Por Andrea Ávila
Cada 8 de marzo siento que tenemos que explicar una serie de obviedades. Por suerte, cada vez, la lista se acorta. O los sinsentidos se autocensuran por disonantes. Ya no luchamos por el derecho a la educación, al trabajo, al voto. Pero seguimos disputando espacios para que la participación política sea paritaria entre varones y mujeres, para que no se dude de nuestras capacidades intelectuales, ni se crea que porque somos madres dejamos de ser profesionales competentes y -para ello- aún nos ponen a prueba y atropellan nuestros derechos a criar con dignidad.
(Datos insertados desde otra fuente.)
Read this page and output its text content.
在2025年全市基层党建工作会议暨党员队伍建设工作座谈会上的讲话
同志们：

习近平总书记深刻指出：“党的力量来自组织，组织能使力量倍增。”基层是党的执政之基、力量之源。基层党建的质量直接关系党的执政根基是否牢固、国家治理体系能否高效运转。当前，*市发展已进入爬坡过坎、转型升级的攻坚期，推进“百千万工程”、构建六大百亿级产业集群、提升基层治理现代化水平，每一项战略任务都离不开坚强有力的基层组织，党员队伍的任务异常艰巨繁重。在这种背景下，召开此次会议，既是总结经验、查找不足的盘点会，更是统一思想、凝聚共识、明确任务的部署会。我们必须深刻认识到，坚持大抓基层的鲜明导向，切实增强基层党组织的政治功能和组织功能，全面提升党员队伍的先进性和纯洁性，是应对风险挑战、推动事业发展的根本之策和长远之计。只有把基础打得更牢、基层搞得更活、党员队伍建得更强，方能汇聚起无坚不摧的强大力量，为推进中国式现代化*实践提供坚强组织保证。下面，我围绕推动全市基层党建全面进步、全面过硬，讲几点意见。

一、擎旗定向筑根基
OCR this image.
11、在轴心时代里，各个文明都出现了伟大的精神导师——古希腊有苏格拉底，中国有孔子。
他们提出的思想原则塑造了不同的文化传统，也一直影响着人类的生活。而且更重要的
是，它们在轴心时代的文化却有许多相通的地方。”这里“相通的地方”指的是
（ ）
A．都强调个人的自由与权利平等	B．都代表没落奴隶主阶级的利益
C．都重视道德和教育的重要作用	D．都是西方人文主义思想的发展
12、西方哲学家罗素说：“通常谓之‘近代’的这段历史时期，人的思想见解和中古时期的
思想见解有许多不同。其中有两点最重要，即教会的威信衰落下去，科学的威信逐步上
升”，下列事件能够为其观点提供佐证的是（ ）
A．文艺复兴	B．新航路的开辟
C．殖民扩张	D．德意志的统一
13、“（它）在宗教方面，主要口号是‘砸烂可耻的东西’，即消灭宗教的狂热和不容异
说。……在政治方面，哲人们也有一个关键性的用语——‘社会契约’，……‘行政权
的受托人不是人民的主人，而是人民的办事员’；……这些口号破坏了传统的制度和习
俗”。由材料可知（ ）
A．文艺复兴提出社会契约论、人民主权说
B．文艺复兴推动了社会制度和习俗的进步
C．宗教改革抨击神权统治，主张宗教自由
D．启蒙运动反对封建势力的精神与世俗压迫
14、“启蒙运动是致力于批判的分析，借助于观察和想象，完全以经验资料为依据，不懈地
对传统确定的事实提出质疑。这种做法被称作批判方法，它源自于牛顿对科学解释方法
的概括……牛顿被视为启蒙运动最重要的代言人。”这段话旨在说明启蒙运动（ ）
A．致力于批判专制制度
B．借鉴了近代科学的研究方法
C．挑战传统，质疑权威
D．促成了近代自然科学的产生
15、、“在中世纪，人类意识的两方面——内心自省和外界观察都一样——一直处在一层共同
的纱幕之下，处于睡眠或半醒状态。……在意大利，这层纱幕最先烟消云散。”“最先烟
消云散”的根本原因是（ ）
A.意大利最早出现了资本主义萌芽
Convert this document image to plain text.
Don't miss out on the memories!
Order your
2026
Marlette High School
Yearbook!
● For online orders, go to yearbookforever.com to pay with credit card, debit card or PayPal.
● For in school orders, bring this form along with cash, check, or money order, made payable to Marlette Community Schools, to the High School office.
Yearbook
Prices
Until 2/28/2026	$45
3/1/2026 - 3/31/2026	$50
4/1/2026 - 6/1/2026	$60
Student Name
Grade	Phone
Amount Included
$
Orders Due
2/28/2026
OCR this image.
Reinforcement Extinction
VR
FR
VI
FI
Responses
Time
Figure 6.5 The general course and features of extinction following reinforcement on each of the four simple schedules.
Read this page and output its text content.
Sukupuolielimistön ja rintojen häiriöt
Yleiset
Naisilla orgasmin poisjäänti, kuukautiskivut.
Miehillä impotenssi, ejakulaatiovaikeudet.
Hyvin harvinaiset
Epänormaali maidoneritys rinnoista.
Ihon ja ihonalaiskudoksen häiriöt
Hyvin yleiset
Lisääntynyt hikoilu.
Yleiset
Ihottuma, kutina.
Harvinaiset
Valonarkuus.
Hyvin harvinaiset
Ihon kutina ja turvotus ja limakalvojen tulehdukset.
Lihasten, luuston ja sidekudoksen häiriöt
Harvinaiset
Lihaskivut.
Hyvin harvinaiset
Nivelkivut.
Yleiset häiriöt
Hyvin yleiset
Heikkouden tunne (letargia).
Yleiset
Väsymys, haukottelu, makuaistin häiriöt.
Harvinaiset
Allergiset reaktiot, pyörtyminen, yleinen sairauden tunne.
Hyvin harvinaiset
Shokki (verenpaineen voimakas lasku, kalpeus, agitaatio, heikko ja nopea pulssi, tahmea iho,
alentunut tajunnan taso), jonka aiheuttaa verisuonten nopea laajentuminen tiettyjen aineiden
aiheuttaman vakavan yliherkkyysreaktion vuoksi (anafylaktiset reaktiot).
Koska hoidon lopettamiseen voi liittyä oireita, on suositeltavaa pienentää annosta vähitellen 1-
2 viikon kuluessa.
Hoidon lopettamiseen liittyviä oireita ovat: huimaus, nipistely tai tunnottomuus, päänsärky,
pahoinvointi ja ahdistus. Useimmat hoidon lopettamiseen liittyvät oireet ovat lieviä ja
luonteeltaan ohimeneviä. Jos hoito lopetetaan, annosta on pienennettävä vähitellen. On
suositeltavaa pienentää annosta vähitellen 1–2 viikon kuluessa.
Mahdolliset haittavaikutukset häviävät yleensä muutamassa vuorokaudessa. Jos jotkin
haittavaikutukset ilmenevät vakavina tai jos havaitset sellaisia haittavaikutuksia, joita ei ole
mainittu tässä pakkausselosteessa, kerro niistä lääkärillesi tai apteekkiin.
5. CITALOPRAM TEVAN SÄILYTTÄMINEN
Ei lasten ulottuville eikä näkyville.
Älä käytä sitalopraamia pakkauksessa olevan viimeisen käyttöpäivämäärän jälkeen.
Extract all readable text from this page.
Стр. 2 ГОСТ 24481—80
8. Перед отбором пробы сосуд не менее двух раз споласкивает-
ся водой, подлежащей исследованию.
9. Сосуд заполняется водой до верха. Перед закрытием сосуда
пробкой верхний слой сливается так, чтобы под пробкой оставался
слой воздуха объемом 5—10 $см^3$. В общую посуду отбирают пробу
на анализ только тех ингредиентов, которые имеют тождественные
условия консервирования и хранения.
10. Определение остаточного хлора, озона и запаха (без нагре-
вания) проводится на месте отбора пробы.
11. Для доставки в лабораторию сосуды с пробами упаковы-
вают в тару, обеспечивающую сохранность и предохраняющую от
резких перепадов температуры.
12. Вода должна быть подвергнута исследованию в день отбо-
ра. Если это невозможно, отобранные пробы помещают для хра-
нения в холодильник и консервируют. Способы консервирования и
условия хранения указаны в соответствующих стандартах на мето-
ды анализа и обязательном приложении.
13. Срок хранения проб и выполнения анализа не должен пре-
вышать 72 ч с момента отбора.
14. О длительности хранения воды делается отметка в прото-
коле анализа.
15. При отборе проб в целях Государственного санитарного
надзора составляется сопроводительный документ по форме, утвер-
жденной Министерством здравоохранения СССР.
Las mujeres siempre hemos tenido que demostrar que somos capaces, incluso, hemos debido esconder o avergonzarnos de nuestra sensibilidad, no vaya a ser que eso sea una muestra indudable de nuestra ineptitud.
Y es justo por eso, porque llevamos años dando ejemplos, argumentos, datos de lo que significa ser mujer en una sociedad patriarcal donde la misoginia y el sexismo son la tónica, que hay ciertas cuestiones que se van desterrando del imaginario sobre las mujeres. Las más simplonas, por supuesto. Ya no hay dudas sobre nuestra capacidad para ejercer cualquier profesión o practicar algún deporte. Ahí se anida una reducción liberal que asume que eso ya da cuenta de los muchos derechos que hemos conquistado. Por eso, no hay nada que me genere más escozor que en el Día Internacional de la Mujer aparezcan las estampitas personales autoelogiándose por el valor de sus logros y poniéndolos en la esfera de la conquista femenina. ¿De qué vamos? ¿Acaso no vemos que en ello también hay un privilegio de clase, de raza, de origen? Incluso entre nosotras aún hay que explicar que existen mujeres que ni siquiera se permiten reflexionar sobre su ser mujer porque están encargándose de sobrevivir. ¡Y, no! ¡Que ya podamos correr maratones no es suficiente!
Los mismos que decían que nosotras no teníamos capacidad de discernimiento y, por ello, no debíamos votar, son quienes -ahora- penalizan nuestras decisiones vitales: aquellos que legislan rosario en mano y no entienden la urgencia de que el Estado nos garantice un aborto legal, seguro y gratuito. Las mujeres (ahí comienzan las explicaciones obvias) no nos hacemos legrados por recreación. Las niñas no se quedan embarazadas por decisión propia, son violadas, la mayoría de las veces por varones de su círculo cercano, los mismos que si les preguntan seguro estarán en contra del aborto. Parece que en la cabeza de algunos ser conservador actúa como un escudo que hace que el otro inmediatamente te vea como incapaz de ser un perpetrador. Pero las iglesias están repletas de ejemplos contrarios. ¿Y si más bien comenzamos a dudar de quien mucho reza?
Y aquí estamos, otro 8 de marzo, para evidenciar lo que no se nota, o no se quiere ver, o se oculta, o conviene dejar de lado. Somos las que nos encargamos de los cuidados, las que tenemos triple jornada, las que renunciamos a nuestros trabajos para quedarnos en casa, las precarizadas, las desempleadas o despedidas (casi 150 mil mujeres “dejaron” sus trabajos durante la pandemia). Somos las discriminadas, las que criamos solas, las que vivimos en pobreza, las que tenemos menos acceso a la educación, a las que violan y obligan a parir, a las que prostituyen (como si fuera algo distinto a violar), a las que matan. Y en Ecuador ya sumamos veintitrés mujeres en este año, una cada tres días, asesinada por un hombre cercano (padre o padrastro, pareja o amigo…). Es probable que el número sea mayor porque muchos casos se están reportando como suicidios.
Por todas las que faltan. Por Rosa, Elizabeth, Asunción, Emilce, Aída, F.L., Betty, Jéssica, Gissella, Maribel, Carla, Patricia, Juri, Laura, Anabel, Betsy, Luisa, María Alicia, Fátima… por ellas y las que no están desde hace años seguiremos luchando por derechos que son para todos, porque queremos dejar de ser víctimas y vivir sin miedo.